We’d like to consider this a friendly challenge to create a new standard, in which transparency in sourcing is a must-have to be a world-class coffee roaster in 2015.
For our 2014–2015 buying season, we took the step to finally consolidate this information in a comprehensive manner and publish all our sourcing financials in our inaugural 2015 Green Coffee Report. We began working on this last fall, after drawing initial inspiration from Tim Wendelboe’s keynote address at the MANE Coffee Conference in Rhode Island last fall about his role as a roaster and coffee buyer and his mission to change coffee.
For several years, Wendelboe has published a very plain, detailed report on coffee prices, in some ways going above and beyond similar reports put out by other companies. Extra details he gives, like pounds of coffee purchased, provide valuable context to the overall average price paid, understanding that a single extremely expensive lot often represents a small portion of the coffee purchased. In our own report, we focus on purchasing relationships (direct-trade versus importer contract), poundage, and price.
We chose to include two price categories: “exit warehouse price,” the cost we pay when we pull a coffee from the US warehouse it’s stored in, and “free on board price” for our direct trade coffees. FOB represents the cost of the coffee delivered to the ship dock, and is the most useful number for determining what is paid at origin; exit warehouse is the more practical business number for understanding at least a portion of the extra costs associated with importing coffees. For importer contract coffees, this is often the only price we have.

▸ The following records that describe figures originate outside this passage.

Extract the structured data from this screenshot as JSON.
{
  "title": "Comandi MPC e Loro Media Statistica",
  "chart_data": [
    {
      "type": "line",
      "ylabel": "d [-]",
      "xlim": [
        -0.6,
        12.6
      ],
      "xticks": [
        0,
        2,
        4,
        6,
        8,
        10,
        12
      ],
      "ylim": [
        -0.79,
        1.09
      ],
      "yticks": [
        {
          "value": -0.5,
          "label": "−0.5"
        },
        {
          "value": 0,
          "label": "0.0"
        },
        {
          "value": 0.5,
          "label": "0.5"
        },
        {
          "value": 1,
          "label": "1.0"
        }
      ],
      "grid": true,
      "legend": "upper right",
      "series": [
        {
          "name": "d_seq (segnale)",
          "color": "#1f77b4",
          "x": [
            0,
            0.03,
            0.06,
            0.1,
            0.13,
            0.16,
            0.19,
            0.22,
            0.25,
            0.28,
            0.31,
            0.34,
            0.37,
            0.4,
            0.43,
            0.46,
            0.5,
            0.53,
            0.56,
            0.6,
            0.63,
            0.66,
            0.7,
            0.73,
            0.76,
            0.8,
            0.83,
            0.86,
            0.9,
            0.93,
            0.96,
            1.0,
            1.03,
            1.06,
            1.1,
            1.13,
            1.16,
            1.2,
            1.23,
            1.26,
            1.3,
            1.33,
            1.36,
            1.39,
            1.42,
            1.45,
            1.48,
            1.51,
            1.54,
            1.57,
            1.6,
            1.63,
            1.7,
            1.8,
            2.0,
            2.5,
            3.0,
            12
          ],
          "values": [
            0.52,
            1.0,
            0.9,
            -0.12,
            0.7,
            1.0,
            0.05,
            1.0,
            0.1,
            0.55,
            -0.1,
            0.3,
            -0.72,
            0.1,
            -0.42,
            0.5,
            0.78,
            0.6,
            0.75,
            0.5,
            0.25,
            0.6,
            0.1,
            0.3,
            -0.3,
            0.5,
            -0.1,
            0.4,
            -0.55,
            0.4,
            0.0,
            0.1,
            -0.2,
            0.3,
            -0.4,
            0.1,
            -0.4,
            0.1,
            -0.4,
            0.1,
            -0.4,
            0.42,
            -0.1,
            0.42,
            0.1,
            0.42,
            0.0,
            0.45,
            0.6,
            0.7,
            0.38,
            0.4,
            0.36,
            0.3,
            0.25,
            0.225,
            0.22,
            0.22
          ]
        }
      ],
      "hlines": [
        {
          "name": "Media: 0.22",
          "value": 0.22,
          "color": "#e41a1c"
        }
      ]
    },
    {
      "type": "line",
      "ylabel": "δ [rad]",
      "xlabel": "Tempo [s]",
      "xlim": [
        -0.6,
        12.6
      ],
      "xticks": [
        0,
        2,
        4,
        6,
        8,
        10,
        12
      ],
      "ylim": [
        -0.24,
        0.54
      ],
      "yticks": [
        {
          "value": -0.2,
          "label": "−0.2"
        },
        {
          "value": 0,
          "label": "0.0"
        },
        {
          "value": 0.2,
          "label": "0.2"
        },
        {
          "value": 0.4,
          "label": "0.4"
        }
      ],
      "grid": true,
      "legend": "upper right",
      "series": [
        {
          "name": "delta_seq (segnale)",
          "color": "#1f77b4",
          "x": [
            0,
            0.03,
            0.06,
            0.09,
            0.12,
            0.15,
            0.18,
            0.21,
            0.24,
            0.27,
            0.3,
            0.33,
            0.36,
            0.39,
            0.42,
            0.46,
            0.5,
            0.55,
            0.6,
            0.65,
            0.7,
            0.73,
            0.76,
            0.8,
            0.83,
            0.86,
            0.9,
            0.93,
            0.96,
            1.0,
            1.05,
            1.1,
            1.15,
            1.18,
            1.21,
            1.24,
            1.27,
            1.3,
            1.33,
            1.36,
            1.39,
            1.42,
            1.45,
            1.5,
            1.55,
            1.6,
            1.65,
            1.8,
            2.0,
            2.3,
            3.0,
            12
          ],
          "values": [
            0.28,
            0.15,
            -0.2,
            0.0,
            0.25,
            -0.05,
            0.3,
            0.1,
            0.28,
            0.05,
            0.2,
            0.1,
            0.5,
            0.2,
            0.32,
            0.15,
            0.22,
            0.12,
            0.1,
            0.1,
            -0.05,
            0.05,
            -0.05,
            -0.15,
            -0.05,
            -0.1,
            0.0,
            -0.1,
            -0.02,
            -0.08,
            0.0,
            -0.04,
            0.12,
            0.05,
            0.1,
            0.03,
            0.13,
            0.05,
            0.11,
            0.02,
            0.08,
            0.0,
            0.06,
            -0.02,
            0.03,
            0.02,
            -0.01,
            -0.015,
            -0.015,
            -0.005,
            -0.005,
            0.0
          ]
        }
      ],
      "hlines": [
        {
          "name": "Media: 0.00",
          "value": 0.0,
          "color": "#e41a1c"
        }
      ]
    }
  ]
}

It’s hard to fully capture the nuance of green coffee purchasing in a spreadsheet and with broad labels. In every country in which we source directly, direct trade means something different, and the types of importer contracts we use have their own set of distinctions, from straight spot buys to long-term agreements for an importer to specially sourced coffees of a particular cup score and price range for us (usually in areas where we have fewer connections and access, largely in East Africa). While compiling this information takes a small extra effort, it’s certainly nothing out of reach for any coffee buyer to do.
This buying year was the right moment for this because the big tent of progressive coffee has never been bigger and more diverse: each year has brought more cafés, more roasters, more specialty importers into the market. In any market growing as rapidly as ours, it can be confusing for consumers to distinguish between companies that source quality, sustainable coffees and those that don’t; almost everyone has seen cheap, poor quality coffees dressed up in the aesthetic of progressive specialty coffee, being sold on websites filled with farm pictures. The best way that progressive coffee companies can respond to this is with more transparency and information.
We’d like to consider this a friendly challenge to create a new standard, in which transparency in sourcing is a must-have to be a world-class coffee roaster in 2015. If we consider our greater work to be building a different kind of coffee industry, one that generates sustainable livelihoods across the production chain, we should be proud of sharing the details that matter the most about how we value our sourcing partners. Friendly photos are great, and they can connect farmers to consumers, but numbers matter. Consumer trust in a roaster practicing fair and sustainable sourcing has long-term value, and as the market matures there’s a new bar to meet.
—Pete Cannon is the wholesale and roastery manager at Barismo, a Boston-area coffee roaster and retailer.